Chaturvedi’s work also centers on LLMs reading and writing narratives, as narrative writing is another area where AI can both assist humans and also learn from us. Chaturvedi has been working on using AI to help a human author craft a narrative by making recommendations as the story is being written. But she also found that training AI on human-written narratives is helpful for LLMs trying to understand human behavior, because these narratives offer insight into our decision-making that is typically omitted in daily life. Chaturvedi found that these models process language more like humans when they are made to factor in the emotions of the writers and subjects involved.

“People typically don’t usually write their internal justifications for the actions they take, so most social behaviors aren’t written for an LLM to learn,” Chaturvedi says. “It would help LLMs if we prefaced everything we write with the thought process that led us to write it, but unfortunately that context is typically not included. They are written to some extent in movies, novels, etc., so it can help for an LLM to learn about human behavior from these narratives, where it can better understand the characters’ emotional state and motivations.”

One of Chaturvedi’s projects asked an LLM to read anecdotes about interpersonal conflict and determine which person’s actions were more socially acceptable in each anecdote. This type of interaction is common in online forums, where a poster will share a story, and the audience of other users will reply to tell the poster whose actions were socially unacceptable. When the LLM was made to consider the viewpoints and emotional state of the speaker and subjects, its responses were less judgmental overall and much more closely aligned with those of humans. Chaturvedi envisions a future where AI systems could be used for interpersonal conflict resolution tasks in the workplace or in shared residency situations like college dorms. With sufficient training, they could even be used for therapy or customer service disputes. But first, Chaturvedi says, these systems need to understand not just what people say, but their mental states when they say it. The ability to process narratives through the lens of human emotion is critical to those roles.

An example of Chaturvedi's SocialGaze project determining who is at fault for a misunderstanding
The framework developed by Chaturvedi to judge the actions of each character in an anecdote operates through three phases of summarization, deliberation, and verdict declaration, assessing the perspectives of both the narrator and the opposing parties before judging social acceptability.

As Chaturvedi discusses these potential applications, she makes it clear that there is still quite a bit of work to be done to get to that point. One major concern in the field is transparency.
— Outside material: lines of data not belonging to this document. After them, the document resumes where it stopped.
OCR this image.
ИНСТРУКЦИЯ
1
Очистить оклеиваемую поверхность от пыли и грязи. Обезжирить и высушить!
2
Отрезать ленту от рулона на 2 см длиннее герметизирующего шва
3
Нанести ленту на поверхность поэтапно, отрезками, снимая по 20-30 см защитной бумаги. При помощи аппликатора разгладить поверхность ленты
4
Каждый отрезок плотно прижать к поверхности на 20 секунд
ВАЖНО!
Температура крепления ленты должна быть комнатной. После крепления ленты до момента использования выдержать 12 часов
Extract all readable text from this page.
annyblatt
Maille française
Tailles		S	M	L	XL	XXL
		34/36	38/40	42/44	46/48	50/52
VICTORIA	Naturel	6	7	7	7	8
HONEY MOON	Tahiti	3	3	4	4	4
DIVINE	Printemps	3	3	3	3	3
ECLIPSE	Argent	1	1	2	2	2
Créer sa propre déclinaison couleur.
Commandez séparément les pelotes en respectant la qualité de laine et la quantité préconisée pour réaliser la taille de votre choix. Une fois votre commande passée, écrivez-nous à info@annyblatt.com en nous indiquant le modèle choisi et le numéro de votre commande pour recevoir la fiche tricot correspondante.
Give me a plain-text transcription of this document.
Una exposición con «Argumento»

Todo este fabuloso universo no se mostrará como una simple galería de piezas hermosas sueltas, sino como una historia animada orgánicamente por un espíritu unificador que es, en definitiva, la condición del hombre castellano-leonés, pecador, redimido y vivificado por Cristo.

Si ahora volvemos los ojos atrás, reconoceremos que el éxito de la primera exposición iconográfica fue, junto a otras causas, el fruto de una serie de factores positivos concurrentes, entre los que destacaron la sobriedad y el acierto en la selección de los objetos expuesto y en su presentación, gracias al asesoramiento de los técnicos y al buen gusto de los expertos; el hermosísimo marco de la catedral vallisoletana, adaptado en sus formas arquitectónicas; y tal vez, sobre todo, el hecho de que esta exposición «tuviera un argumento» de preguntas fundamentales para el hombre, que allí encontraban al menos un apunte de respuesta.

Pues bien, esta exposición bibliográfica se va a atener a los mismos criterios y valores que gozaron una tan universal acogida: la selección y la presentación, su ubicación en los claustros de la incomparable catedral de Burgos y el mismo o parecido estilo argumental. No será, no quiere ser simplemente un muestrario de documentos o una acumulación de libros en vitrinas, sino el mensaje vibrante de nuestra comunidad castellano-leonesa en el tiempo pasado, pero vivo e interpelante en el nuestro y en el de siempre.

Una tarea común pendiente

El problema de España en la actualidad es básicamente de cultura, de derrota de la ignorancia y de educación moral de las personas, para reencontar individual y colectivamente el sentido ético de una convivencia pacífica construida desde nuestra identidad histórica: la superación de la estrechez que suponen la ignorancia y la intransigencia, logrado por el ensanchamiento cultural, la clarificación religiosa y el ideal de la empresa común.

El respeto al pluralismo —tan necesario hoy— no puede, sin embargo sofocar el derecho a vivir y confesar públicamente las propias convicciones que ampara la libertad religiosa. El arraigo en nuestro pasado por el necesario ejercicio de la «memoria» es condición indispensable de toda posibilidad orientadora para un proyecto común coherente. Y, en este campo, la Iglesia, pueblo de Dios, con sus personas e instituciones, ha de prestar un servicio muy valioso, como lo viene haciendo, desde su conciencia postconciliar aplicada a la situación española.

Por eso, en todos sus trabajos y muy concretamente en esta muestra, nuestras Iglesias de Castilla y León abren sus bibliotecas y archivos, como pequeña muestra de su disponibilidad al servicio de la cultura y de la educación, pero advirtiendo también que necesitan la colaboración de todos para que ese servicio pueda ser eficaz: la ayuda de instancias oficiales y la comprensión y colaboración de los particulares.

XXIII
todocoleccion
Some of the most widely used LLMs have been developed by companies using proprietary methods and training data, which can make it difficult to understand and anticipate their actions or correct undesired behavior.

“When a company develops a model without making their training data and procedure public, the model becomes a black box, and we don’t know why it makes certain decisions,” Chaturvedi said. “We can see that the model has learned biases, but we don’t know where those biases came from.”
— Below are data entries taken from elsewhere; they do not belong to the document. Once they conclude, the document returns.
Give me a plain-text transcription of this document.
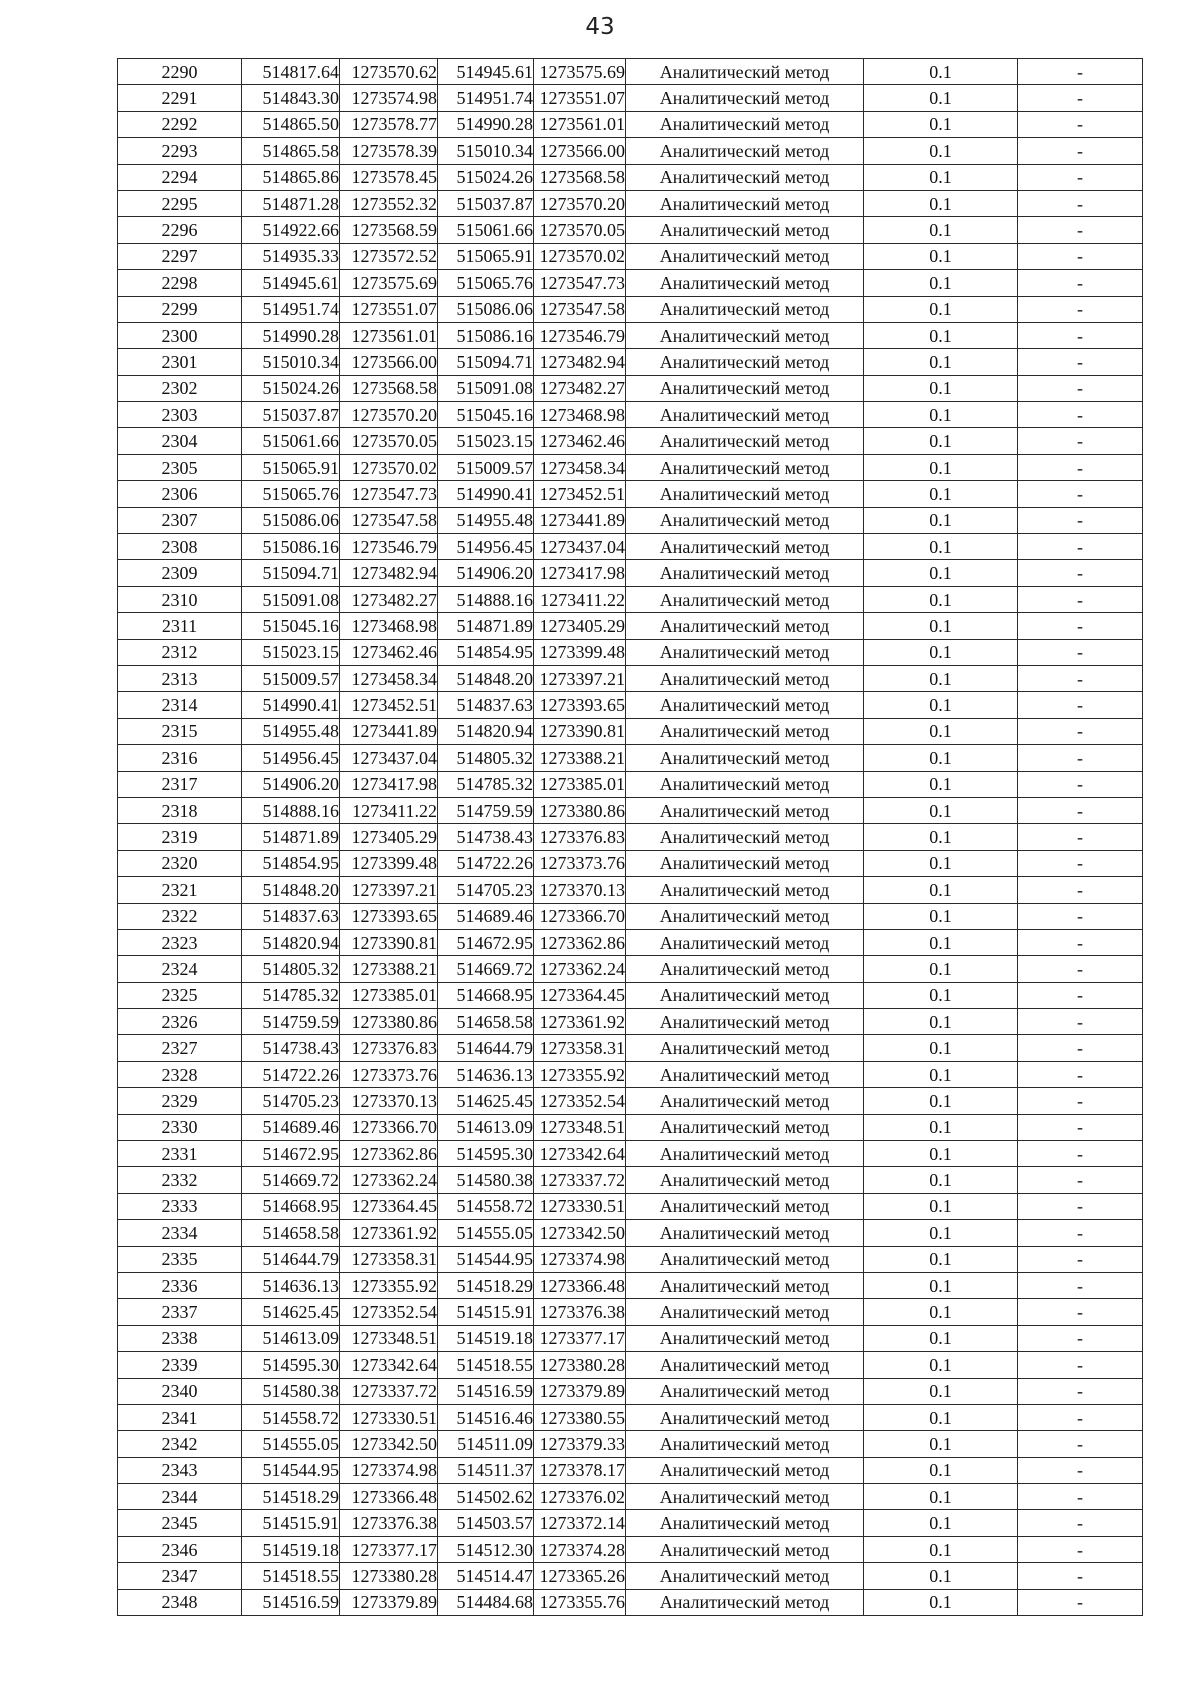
43
2290	514817.64	1273570.62	514945.61	1273575.69	Аналитический метод	0.1	-
2291	514843.30	1273574.98	514951.74	1273551.07	Аналитический метод	0.1	-
2292	514865.50	1273578.77	514990.28	1273561.01	Аналитический метод	0.1	-
2293	514865.58	1273578.39	515010.34	1273566.00	Аналитический метод	0.1	-
2294	514865.86	1273578.45	515024.26	1273568.58	Аналитический метод	0.1	-
2295	514871.28	1273552.32	515037.87	1273570.20	Аналитический метод	0.1	-
2296	514922.66	1273568.59	515061.66	1273570.05	Аналитический метод	0.1	-
2297	514935.33	1273572.52	515065.91	1273570.02	Аналитический метод	0.1	-
2298	514945.61	1273575.69	515065.76	1273547.73	Аналитический метод	0.1	-
2299	514951.74	1273551.07	515086.06	1273547.58	Аналитический метод	0.1	-
2300	514990.28	1273561.01	515086.16	1273546.79	Аналитический метод	0.1	-
2301	515010.34	1273566.00	515094.71	1273482.94	Аналитический метод	0.1	-
2302	515024.26	1273568.58	515091.08	1273482.27	Аналитический метод	0.1	-
2303	515037.87	1273570.20	515045.16	1273468.98	Аналитический метод	0.1	-
2304	515061.66	1273570.05	515023.15	1273462.46	Аналитический метод	0.1	-
2305	515065.91	1273570.02	515009.57	1273458.34	Аналитический метод	0.1	-
2306	515065.76	1273547.73	514990.41	1273452.51	Аналитический метод	0.1	-
2307	515086.06	1273547.58	514955.48	1273441.89	Аналитический метод	0.1	-
2308	515086.16	1273546.79	514956.45	1273437.04	Аналитический метод	0.1	-
2309	515094.71	1273482.94	514906.20	1273417.98	Аналитический метод	0.1	-
2310	515091.08	1273482.27	514888.16	1273411.22	Аналитический метод	0.1	-
2311	515045.16	1273468.98	514871.89	1273405.29	Аналитический метод	0.1	-
2312	515023.15	1273462.46	514854.95	1273399.48	Аналитический метод	0.1	-
2313	515009.57	1273458.34	514848.20	1273397.21	Аналитический метод	0.1	-
2314	514990.41	1273452.51	514837.63	1273393.65	Аналитический метод	0.1	-
2315	514955.48	1273441.89	514820.94	1273390.81	Аналитический метод	0.1	-
2316	514956.45	1273437.04	514805.32	1273388.21	Аналитический метод	0.1	-
2317	514906.20	1273417.98	514785.32	1273385.01	Аналитический метод	0.1	-
2318	514888.16	1273411.22	514759.59	1273380.86	Аналитический метод	0.1	-
2319	514871.89	1273405.29	514738.43	1273376.83	Аналитический метод	0.1	-
2320	514854.95	1273399.48	514722.26	1273373.76	Аналитический метод	0.1	-
2321	514848.20	1273397.21	514705.23	1273370.13	Аналитический метод	0.1	-
2322	514837.63	1273393.65	514689.46	1273366.70	Аналитический метод	0.1	-
2323	514820.94	1273390.81	514672.95	1273362.86	Аналитический метод	0.1	-
2324	514805.32	1273388.21	514669.72	1273362.24	Аналитический метод	0.1	-
2325	514785.32	1273385.01	514668.95	1273364.45	Аналитический метод	0.1	-
2326	514759.59	1273380.86	514658.58	1273361.92	Аналитический метод	0.1	-
2327	514738.43	1273376.83	514644.79	1273358.31	Аналитический метод	0.1	-
2328	514722.26	1273373.76	514636.13	1273355.92	Аналитический метод	0.1	-
2329	514705.23	1273370.13	514625.45	1273352.54	Аналитический метод	0.1	-
2330	514689.46	1273366.70	514613.09	1273348.51	Аналитический метод	0.1	-
2331	514672.95	1273362.86	514595.30	1273342.64	Аналитический метод	0.1	-
2332	514669.72	1273362.24	514580.38	1273337.72	Аналитический метод	0.1	-
2333	514668.95	1273364.45	514558.72	1273330.51	Аналитический метод	0.1	-
2334	514658.58	1273361.92	514555.05	1273342.50	Аналитический метод	0.1	-
2335	514644.79	1273358.31	514544.95	1273374.98	Аналитический метод	0.1	-
2336	514636.13	1273355.92	514518.29	1273366.48	Аналитический метод	0.1	-
2337	514625.45	1273352.54	514515.91	1273376.38	Аналитический метод	0.1	-
2338	514613.09	1273348.51	514519.18	1273377.17	Аналитический метод	0.1	-
2339	514595.30	1273342.64	514518.55	1273380.28	Аналитический метод	0.1	-
2340	514580.38	1273337.72	514516.59	1273379.89	Аналитический метод	0.1	-
2341	514558.72	1273330.51	514516.46	1273380.55	Аналитический метод	0.1	-
2342	514555.05	1273342.50	514511.09	1273379.33	Аналитический метод	0.1	-
2343	514544.95	1273374.98	514511.37	1273378.17	Аналитический метод	0.1	-
2344	514518.29	1273366.48	514502.62	1273376.02	Аналитический метод	0.1	-
2345	514515.91	1273376.38	514503.57	1273372.14	Аналитический метод	0.1	-
2346	514519.18	1273377.17	514512.30	1273374.28	Аналитический метод	0.1	-
2347	514518.55	1273380.28	514514.47	1273365.26	Аналитический метод	0.1	-
2348	514516.59	1273379.89	514484.68	1273355.76	Аналитический метод	0.1	-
For example, the project that asked a popular LLM to weigh in on interpersonal conflicts found that it exhibited noteworthy biases related to gender and age. Compared to humans, the model was more likely to assign fault to men and was more forgiving of subjects who were older, even when gender and age were not important aspects of the story. Although her testing determined clearly that bias was present, Chaturvedi underlined that it is impossible to determine the source of that bias when the training dataset is kept secret.

AI has the potential to enhance our lives in many ways, from assisting our tasks to resolving our conflicts, and even in ways that we have not yet considered. Chaturvedi’s work will play an important role in keeping AI aligned with humans as the technology continues to develop.